Ex-French leaders go on trial in AIDS blood scandal; Former officials accused of putting economics first


PARIS -- Former prime minister, Laurent Fabius, 52, and two members of his 1984-1986 government went on trial yesterday, charged with manslaughter -- in short with worrying while in office more about commerce than the risks of the then-mysterious illness called AIDS.

The former Socialist officials, whose political careers have been damaged or ruined because of the scandal, are on trial because blood and blood-based products contaminated with the AIDS virus were transfused into seven people in 1985. Five are now dead .

In 1985, according to the prosecution, the government headed by Fabius delayed requiring mandatory AIDS testing of donated blood so France's Pasteur Institute could develop a rival to the test marketed by Abbott Laboratories, a U.S. company.

The potential market was nearly $2 billion, the French National Hemophiliacs Association has calculated. French authorities were "blinded" by "national economic interests," the charges filed against Fabius, Edmond Herve and Georgina Dufoix claim.

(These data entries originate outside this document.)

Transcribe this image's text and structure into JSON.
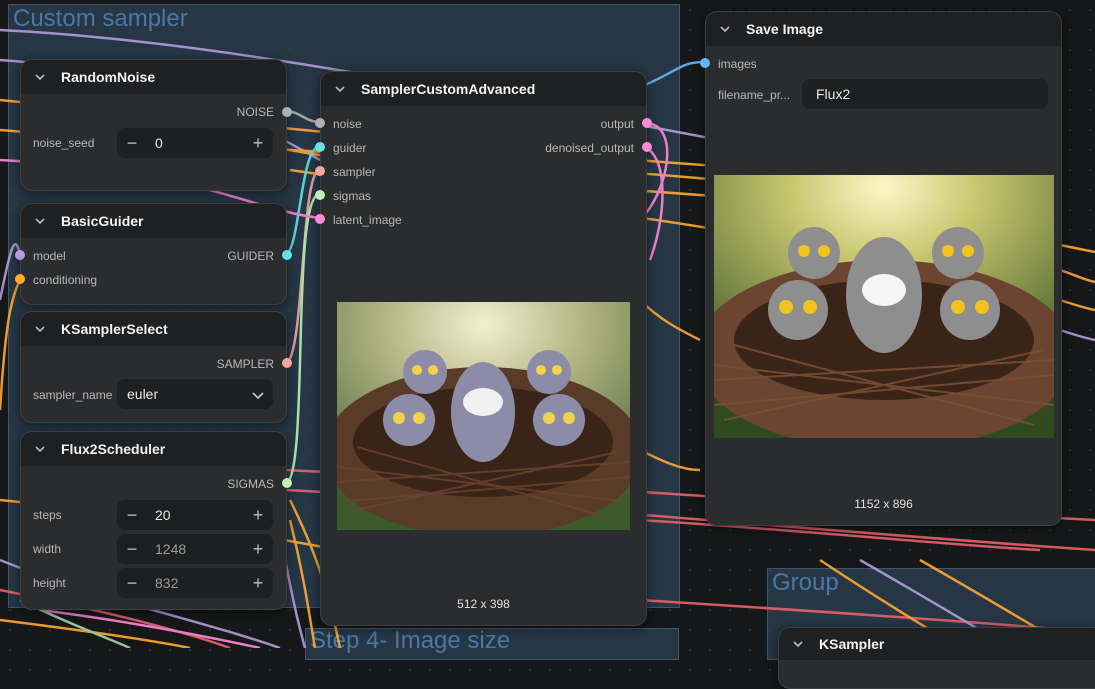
{
  "groups": {
    "custom_sampler": "Custom sampler",
    "step4": "Step 4- Image size",
    "group": "Group"
  },
  "nodes": {
    "random_noise": {
      "title": "RandomNoise",
      "output_noise": "NOISE",
      "noise_seed_label": "noise_seed",
      "noise_seed_value": "0"
    },
    "basic_guider": {
      "title": "BasicGuider",
      "input_model": "model",
      "input_conditioning": "conditioning",
      "output_guider": "GUIDER"
    },
    "ksampler_select": {
      "title": "KSamplerSelect",
      "output_sampler": "SAMPLER",
      "sampler_name_label": "sampler_name",
      "sampler_name_value": "euler"
    },
    "flux2_scheduler": {
      "title": "Flux2Scheduler",
      "output_sigmas": "SIGMAS",
      "steps_label": "steps",
      "steps_value": "20",
      "width_label": "width",
      "width_value": "1248",
      "height_label": "height",
      "height_value": "832"
    },
    "sampler_custom_advanced": {
      "title": "SamplerCustomAdvanced",
      "input_noise": "noise",
      "input_guider": "guider",
      "input_sampler": "sampler",
      "input_sigmas": "sigmas",
      "input_latent": "latent_image",
      "output_output": "output",
      "output_denoised": "denoised_output",
      "preview_size": "512 x 398"
    },
    "save_image": {
      "title": "Save Image",
      "input_images": "images",
      "filename_prefix_label": "filename_pr...",
      "filename_prefix_value": "Flux2",
      "image_size": "1152 x 896"
    },
    "ksampler": {
      "title": "KSampler"
    }
  },
  "icons": {
    "collapse": "chevron-down-icon",
    "minus": "minus-icon",
    "plus": "plus-icon",
    "dropdown": "chevron-down-icon"
  },
  "colors": {
    "noise": "#b0b0b0",
    "guider": "#66e0e8",
    "sampler": "#f2a7a0",
    "sigmas": "#b9f2b4",
    "latent": "#ff8ad8",
    "model": "#b39ddb",
    "conditioning": "#ffa931",
    "image": "#64b5f6",
    "wire_red": "#e8626b"
  }
}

Yesterday, victims and relatives of the deceased were given 40 minutes to state their case as the trial began in a central Paris building usually used for diplomatic gatherings. The trial is unparalleled in postwar France.

The Court of Justice of the Republic, created in 1993 to judge ministers for crimes allegedly committed while in office, is meeting for the first time to try Fabius, who now is speaker of the lower house of France's parliament; Herve, the former secretary of state for health, and Dufoix, who was minister for social services. The court actually is a tribunal made up of a dozen members of parliament and three magistrates.

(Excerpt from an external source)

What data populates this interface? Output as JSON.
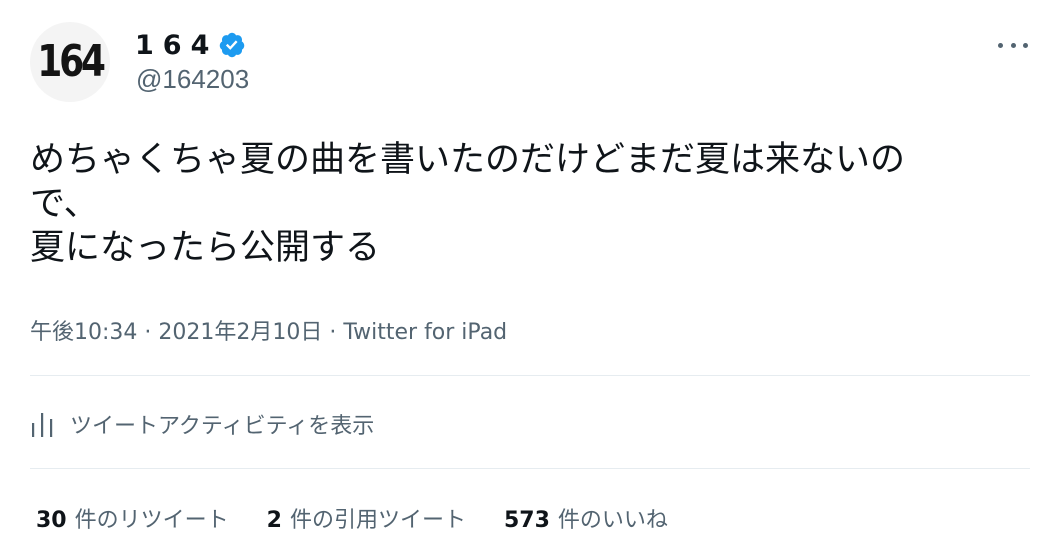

The trial, which should last three weeks, is a landmark in making government officials in France, who often conduct themselves like a law unto themselves, more accountable. If found guilty, the defendants could be sentenced to five years in prison.

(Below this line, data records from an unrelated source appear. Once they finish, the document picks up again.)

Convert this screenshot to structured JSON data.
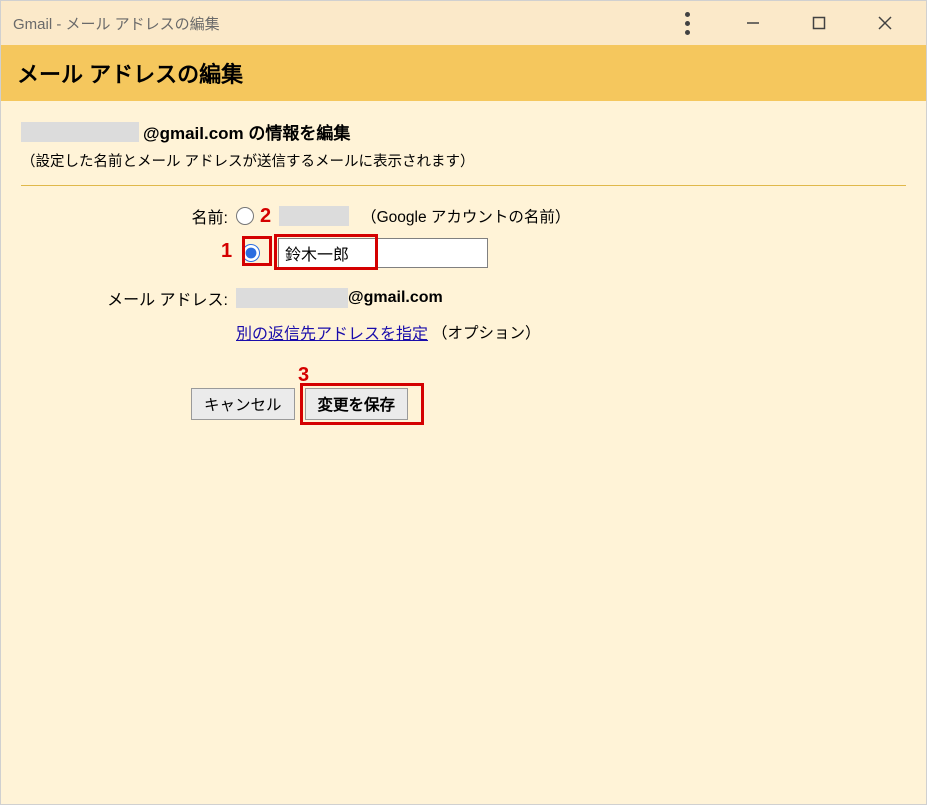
{
  "window": {
    "title": "Gmail - メール アドレスの編集"
  },
  "header": {
    "title": "メール アドレスの編集"
  },
  "section": {
    "title_suffix": "@gmail.com の情報を編集",
    "subtitle": "（設定した名前とメール アドレスが送信するメールに表示されます）"
  },
  "form": {
    "name_label": "名前:",
    "google_account_note": "（Google アカウントの名前）",
    "custom_name_value": "鈴木一郎",
    "email_label": "メール アドレス:",
    "email_suffix": "@gmail.com",
    "reply_link": "別の返信先アドレスを指定",
    "reply_option_note": "（オプション）"
  },
  "buttons": {
    "cancel": "キャンセル",
    "save": "変更を保存"
  },
  "annotations": {
    "one": "1",
    "two": "2",
    "three": "3"
  }
}
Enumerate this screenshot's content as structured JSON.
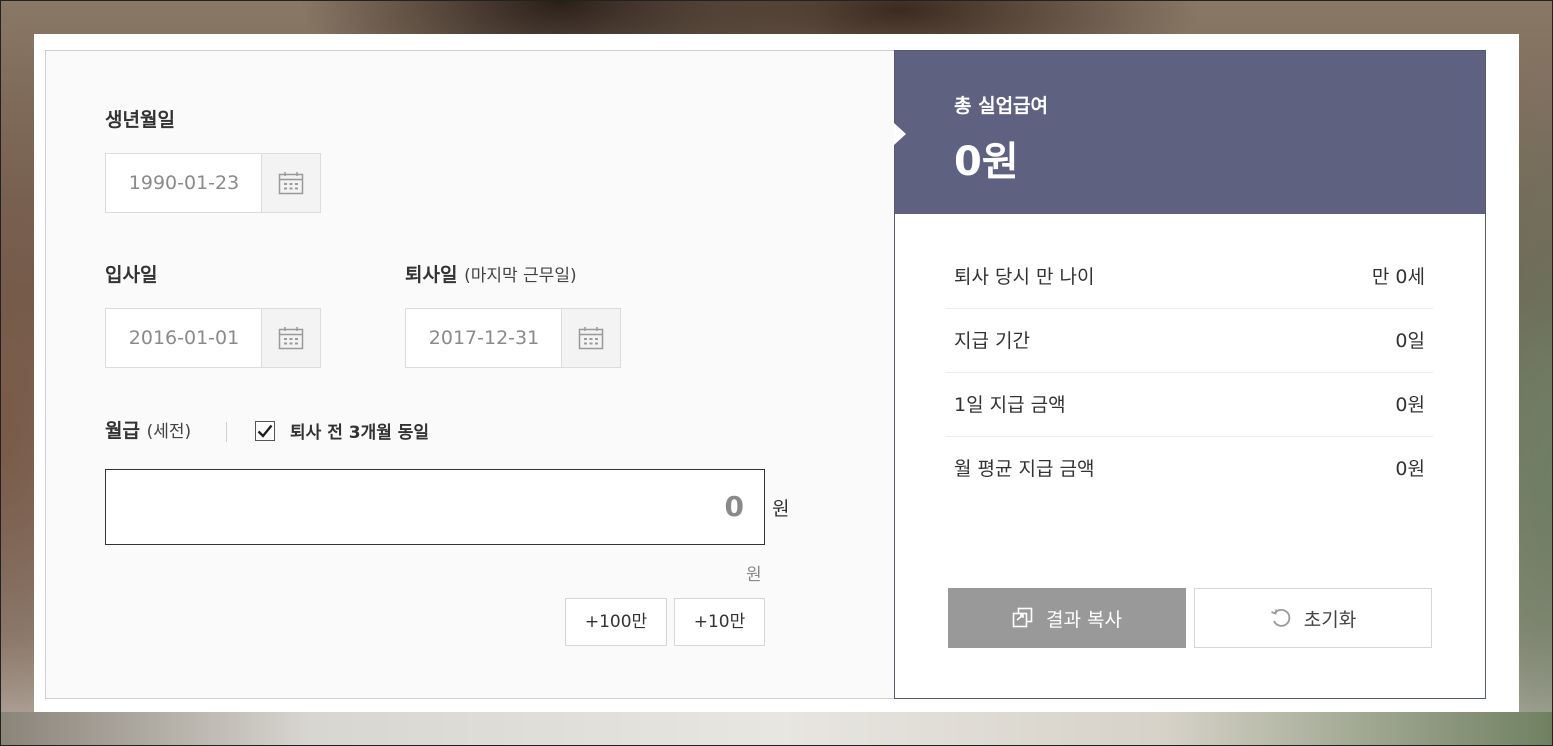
{
  "form": {
    "birth": {
      "label": "생년월일",
      "value": "1990-01-23"
    },
    "join": {
      "label": "입사일",
      "value": "2016-01-01"
    },
    "leave": {
      "label": "퇴사일",
      "label_sub": "(마지막 근무일)",
      "value": "2017-12-31"
    },
    "salary": {
      "label": "월급",
      "label_sub": "(세전)",
      "checkbox_label": "퇴사 전 3개월 동일",
      "checkbox_checked": true,
      "value": "0",
      "unit": "원",
      "unit_hint": "원",
      "add_buttons": [
        "+100만",
        "+10만"
      ]
    }
  },
  "result": {
    "total_label": "총 실업급여",
    "total_value": "0원",
    "rows": [
      {
        "key": "퇴사 당시 만 나이",
        "value": "만 0세"
      },
      {
        "key": "지급 기간",
        "value": "0일"
      },
      {
        "key": "1일 지급 금액",
        "value": "0원"
      },
      {
        "key": "월 평균 지급 금액",
        "value": "0원"
      }
    ],
    "copy_button": "결과 복사",
    "reset_button": "초기화"
  },
  "colors": {
    "accent": "#5f6180",
    "copy_button_bg": "#999999",
    "placeholder_text": "#8a8a8a"
  },
  "icons": {
    "calendar": "calendar-icon",
    "checkbox": "checkmark-icon",
    "copy": "copy-icon",
    "reset": "refresh-icon"
  }
}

The accused steadfastly maintain their innocence, contending they acted on the best but ultimately erroneous scientific data of the time, when AIDS still seemed a "gay plague" or a disease affecting only isolated at-risk groups such as drug addicts. The link between infected blood and transmission of the disease, they contend, wasn't yet definite.

At least a thousand people who were infected by blood transfusions under government auspices, many of them hemophiliacs, have died.